Google’s $12.5 billion offer for Motorola Mobility was taken one step further with Motorola Mobility agreeing not to solicit other offers. Motorola Mobility has signed the terms of a merger agreement published today, which states that all employees and directors of the company as well as outside advisers and legal counsel have to stop any solicitation of other proposals as of Aug. 15. Despite this, the agreement states Motorola’s board has a fiduciary duty to consider any unsolicited superior proposal it may receive. The contract goes on to say that Google will pay Motorola Mobility $2.5 billion if the deal falls through, and Motorola Mobility will pay $375 million if it decides not to sell to Google.
Google and Motorola have both stressed that the deal was approved unanimously by both companies’ boards of directors. However, not everyone is jumping for joy over the deal. Motorola Mobility and CEO Sanjay Jha were sued this week by shareholder John W. Keating.
“The offered consideration does not compensate shareholders for the company’s intrinsic value and stand-alone alternatives going forward, nor does it compensate shareholders for the company’s value as a strategic asset for Google,” Keating wrote in his complaint, filed in Cook County, Illinois Circuit Court. Keating is seeking class-action status and wants the deal to be rejected by regulatory authorities.
Google has insisted there won’t be a Moogle or Googorola, as Motorola will remain a separate company.
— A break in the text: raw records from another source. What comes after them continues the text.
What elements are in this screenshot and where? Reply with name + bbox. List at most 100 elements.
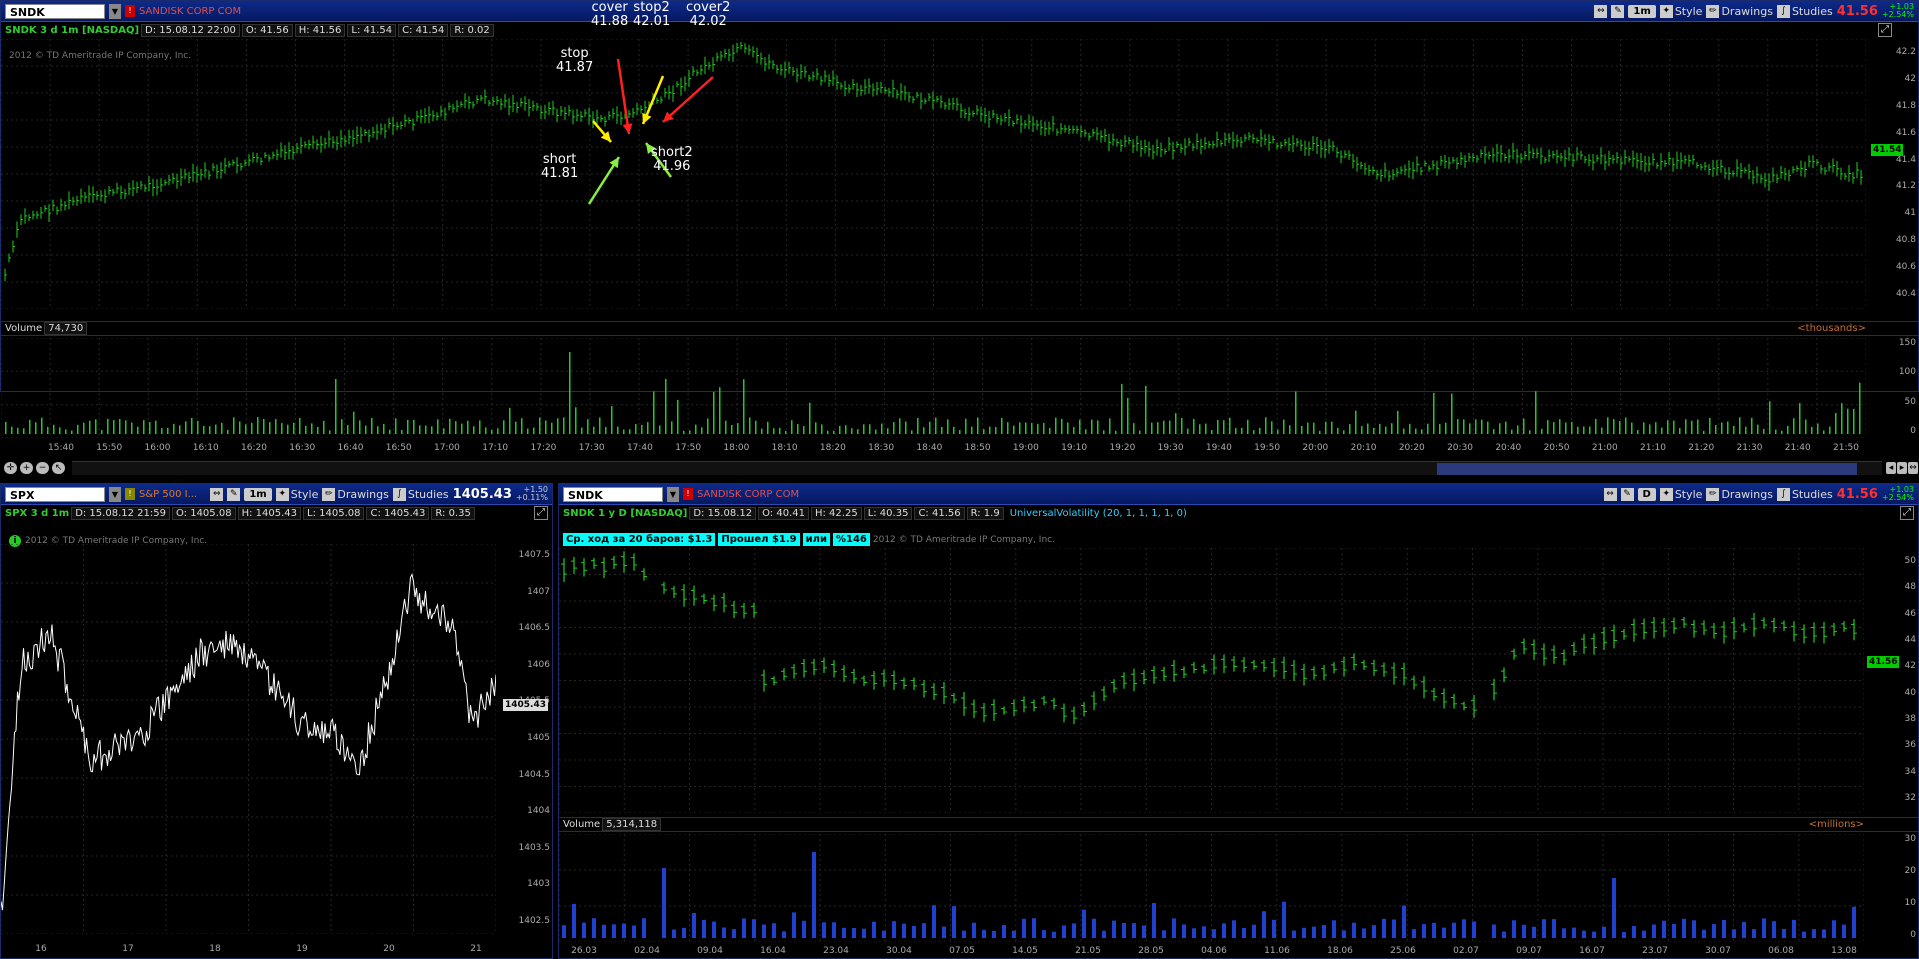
daily-style-button[interactable]: ✦ Style xyxy=(1659,487,1702,501)
volume-bar xyxy=(899,418,901,434)
volume-bar xyxy=(983,429,985,434)
volume-bar xyxy=(1439,423,1441,434)
daily-volume-bar xyxy=(642,918,646,938)
spx-symbol-dropdown-icon[interactable]: ▼ xyxy=(109,486,121,502)
scrollbar-thumb[interactable] xyxy=(1437,463,1857,475)
symbol-dropdown-icon[interactable]: ▼ xyxy=(109,3,121,19)
spx-symbol-input[interactable]: SPX xyxy=(5,486,105,502)
pointer-icon[interactable]: ↖ xyxy=(52,462,65,474)
current-price-label: 41.54 xyxy=(1871,144,1904,156)
axis-tick-label: 1406.5 xyxy=(518,623,551,634)
percent-badge: %146 xyxy=(832,533,870,546)
volume-bar xyxy=(887,428,889,434)
volume-bar xyxy=(191,418,193,434)
volume-bar xyxy=(893,422,895,434)
volume-bar xyxy=(1289,425,1291,434)
axis-tick-label: 44 xyxy=(1904,635,1916,645)
alert-icon[interactable]: ! xyxy=(125,5,135,17)
volume-bar xyxy=(509,407,511,434)
spx-link-icon[interactable]: ⇔ xyxy=(210,487,224,501)
spx-expand-icon[interactable]: ⤢ xyxy=(534,506,548,520)
wrench-icon[interactable]: ✎ xyxy=(1611,4,1625,18)
daily-link-icon[interactable]: ⇔ xyxy=(1603,487,1617,501)
spx-studies-button[interactable]: ∫ Studies xyxy=(392,487,449,501)
axis-tick-label: 42 xyxy=(1904,73,1916,84)
link-icon[interactable]: ⇔ xyxy=(1594,4,1608,18)
volume-bar xyxy=(1829,426,1831,434)
spx-bar-open: O: 1405.08 xyxy=(171,507,236,520)
zoom-out-icon[interactable]: − xyxy=(36,462,49,474)
daily-volume-label: Volume xyxy=(563,819,601,830)
spx-studies-icon: ∫ xyxy=(392,487,406,501)
daily-bar-high: H: 42.25 xyxy=(810,507,862,520)
volume-bar xyxy=(1349,424,1351,434)
volume-bar xyxy=(785,430,787,434)
main-scrollbar[interactable] xyxy=(72,461,1882,475)
daily-alert-icon[interactable]: ! xyxy=(683,488,693,500)
spx-drawings-button[interactable]: ✏ Drawings xyxy=(322,487,389,501)
volume-bar xyxy=(809,402,811,434)
spx-style-button[interactable]: ✦ Style xyxy=(275,487,318,501)
axis-tick-label: 13.08 xyxy=(1831,946,1857,956)
volume-bar xyxy=(731,425,733,434)
volume-bar xyxy=(563,417,565,434)
scroll-left-icon[interactable]: ◂ xyxy=(1886,462,1896,474)
daily-symbol-dropdown-icon[interactable]: ▼ xyxy=(667,486,679,502)
volume-bar xyxy=(173,423,175,434)
axis-tick-label: 1402.5 xyxy=(518,916,551,926)
volume-bar xyxy=(1445,422,1447,434)
daily-volume-bar xyxy=(1612,878,1616,938)
volume-bar xyxy=(1043,423,1045,434)
spx-alert-icon[interactable]: ! xyxy=(125,488,135,500)
trade-annotation: stop2 42.01 xyxy=(633,1,670,29)
volume-bar xyxy=(737,423,739,434)
volume-bar xyxy=(305,425,307,434)
axis-tick-label: 1404 xyxy=(527,806,550,817)
volume-bar xyxy=(317,427,319,434)
volume-bar xyxy=(209,426,211,434)
axis-tick-label: 30 xyxy=(1904,834,1916,844)
daily-drawings-button[interactable]: ✏ Drawings xyxy=(1706,487,1773,501)
daily-volume-bar xyxy=(822,922,826,938)
symbol-input[interactable]: SNDK xyxy=(5,3,105,19)
volume-bar xyxy=(257,417,259,434)
volume-bar xyxy=(1115,430,1117,434)
expand-horizontal-icon[interactable]: ⇔ xyxy=(1908,462,1918,474)
volume-bar xyxy=(215,424,217,434)
scroll-right-icon[interactable]: ▸ xyxy=(1897,462,1907,474)
daily-volume-bar xyxy=(622,923,626,938)
daily-symbol-input[interactable]: SNDK xyxy=(563,486,663,502)
axis-tick-label: 16:00 xyxy=(144,443,171,453)
daily-copyright: 2012 © TD Ameritrade IP Company, Inc. xyxy=(872,534,1055,545)
zoom-reset-icon[interactable]: ✛ xyxy=(4,462,17,474)
volume-bar xyxy=(521,418,523,434)
daily-wrench-icon[interactable]: ✎ xyxy=(1620,487,1634,501)
daily-aggregation-button[interactable]: D xyxy=(1637,487,1656,501)
aggregation-button[interactable]: 1m xyxy=(1628,4,1656,18)
daily-expand-icon[interactable]: ⤢ xyxy=(1900,506,1914,520)
volume-bar xyxy=(443,428,445,434)
volume-bar xyxy=(1733,426,1735,434)
volume-bar xyxy=(1409,423,1411,434)
style-button[interactable]: ✦ Style xyxy=(1659,4,1702,18)
volume-bar xyxy=(479,420,481,434)
annotation-value: 41.96 xyxy=(653,159,691,174)
volume-bar xyxy=(791,420,793,434)
volume-bar xyxy=(449,418,451,434)
expand-icon[interactable]: ⤢ xyxy=(1878,23,1892,37)
volume-bar xyxy=(1475,419,1477,434)
drawings-button[interactable]: ✏ Drawings xyxy=(1706,4,1773,18)
spx-wrench-icon[interactable]: ✎ xyxy=(227,487,241,501)
spx-aggregation-button[interactable]: 1m xyxy=(244,487,272,501)
studies-button[interactable]: ∫ Studies xyxy=(1776,4,1833,18)
volume-bar xyxy=(875,429,877,434)
volume-bar xyxy=(47,426,49,434)
axis-tick-label: 16:20 xyxy=(241,443,267,453)
zoom-in-icon[interactable]: + xyxy=(20,462,33,474)
daily-last-price: 41.56 xyxy=(1836,486,1878,502)
axis-tick-label: 48 xyxy=(1904,582,1916,593)
volume-bar xyxy=(1589,426,1591,434)
axis-tick-label: 20:10 xyxy=(1350,443,1377,453)
daily-studies-button[interactable]: ∫ Studies xyxy=(1776,487,1833,501)
volume-bar xyxy=(695,424,697,434)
They’ve also stated that Android will remain open, and Motorola won’t become the only Android dealer. Despite their assurances, there’s no doubt Android partners like Samsung and HTC are feeling nervous about the deal.
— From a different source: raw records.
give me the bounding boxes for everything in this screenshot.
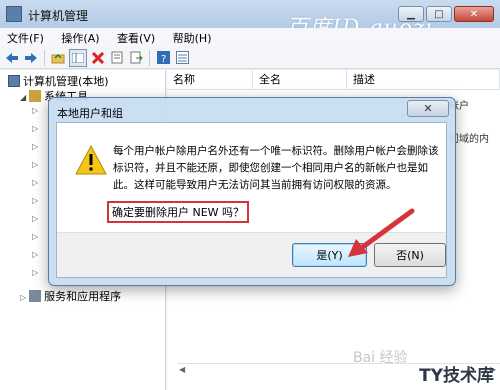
toolbar-separator — [149, 49, 150, 66]
confirm-question: 确定要删除用户 NEW 吗？ — [107, 201, 250, 223]
expand-arrow-icon[interactable]: ▷ — [32, 178, 38, 187]
expand-arrow-icon[interactable]: ▷ — [32, 142, 38, 151]
expand-arrow-icon[interactable]: ▷ — [32, 124, 38, 133]
window-title: 计算机管理 — [28, 9, 89, 23]
tree-item-root[interactable]: 计算机管理(本地) — [8, 73, 109, 89]
expand-arrow-icon[interactable]: ▷ — [32, 214, 38, 223]
minimize-button[interactable]: ▁ — [398, 6, 424, 22]
export-icon[interactable] — [128, 50, 144, 66]
column-header-description[interactable]: 描述 — [347, 70, 500, 90]
red-annotation-arrow — [348, 208, 415, 257]
expand-arrow-icon[interactable]: ▷ — [20, 293, 26, 302]
delete-icon[interactable] — [90, 50, 106, 66]
tree-item-services[interactable]: ▷ 服务和应用程序 — [20, 288, 121, 304]
expand-arrow-icon[interactable]: ▷ — [32, 232, 38, 241]
dialog-message: 每个用户帐户除用户名外还有一个唯一标识符。删除用户帐户会删除该标识符，并且不能还… — [113, 145, 439, 191]
expand-arrow-icon[interactable]: ▷ — [32, 106, 38, 115]
site-brand-watermark: TY技术库 — [419, 366, 494, 386]
expand-arrow-icon[interactable]: ◢ — [20, 93, 26, 102]
maximize-button[interactable]: □ — [426, 6, 452, 22]
forward-arrow-icon[interactable] — [23, 50, 39, 66]
properties-icon[interactable] — [109, 50, 125, 66]
toolbar-separator — [44, 49, 45, 66]
menu-action[interactable]: 操作(A) — [54, 28, 106, 48]
menu-help[interactable]: 帮助(H) — [166, 28, 219, 48]
services-icon — [29, 290, 42, 302]
tree-root-label: 计算机管理(本地) — [23, 75, 109, 88]
computer-management-icon — [6, 6, 22, 22]
back-arrow-icon[interactable] — [4, 50, 20, 66]
expand-arrow-icon[interactable]: ▷ — [32, 250, 38, 259]
warning-icon — [75, 145, 107, 175]
toolbar: ? — [0, 47, 500, 69]
show-hide-tree-icon[interactable] — [69, 48, 87, 67]
help-icon[interactable]: ? — [155, 50, 171, 66]
tools-icon — [29, 90, 42, 102]
close-button[interactable]: ✕ — [454, 6, 494, 22]
svg-text:?: ? — [161, 54, 166, 64]
column-header-fullname[interactable]: 全名 — [253, 70, 347, 90]
dialog-title: 本地用户和组 — [57, 107, 123, 120]
title-bar[interactable]: 计算机管理 百度ID guozi ▁ □ ✕ — [0, 0, 500, 41]
computer-icon — [8, 75, 20, 87]
menu-file[interactable]: 文件(F) — [0, 28, 51, 48]
baidu-watermark: Bai 经验 — [353, 350, 408, 366]
expand-arrow-icon[interactable]: ▷ — [32, 196, 38, 205]
scroll-left-icon[interactable]: ◀ — [179, 365, 185, 374]
tree-services-label: 服务和应用程序 — [44, 290, 122, 303]
dialog-close-button[interactable]: ✕ — [407, 100, 449, 117]
menu-view[interactable]: 查看(V) — [110, 28, 162, 48]
details-view-icon[interactable] — [174, 50, 190, 66]
expand-arrow-icon[interactable]: ▷ — [32, 160, 38, 169]
up-folder-icon[interactable] — [50, 50, 66, 66]
expand-arrow-icon[interactable]: ▷ — [32, 268, 38, 277]
menu-bar: 文件(F) 操作(A) 查看(V) 帮助(H) — [0, 28, 500, 48]
column-header-name[interactable]: 名称 — [167, 70, 253, 90]
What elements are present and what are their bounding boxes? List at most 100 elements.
With the deal, Google gains not only a foot in the hardware business, but also Motorola’s vast patent portfolio. With more patents under their belt, Google hopes to strengthen the Android brand over rivals like Apple who are embroiled in patent-related lawsuits. Google stated it will, “enable us to better protect Android from anti-competitive threats from Microsoft, Apple and other companies.” As for whether Keating will have any effect on the deal, that’s for the courts to decide. We’ll keep you posted.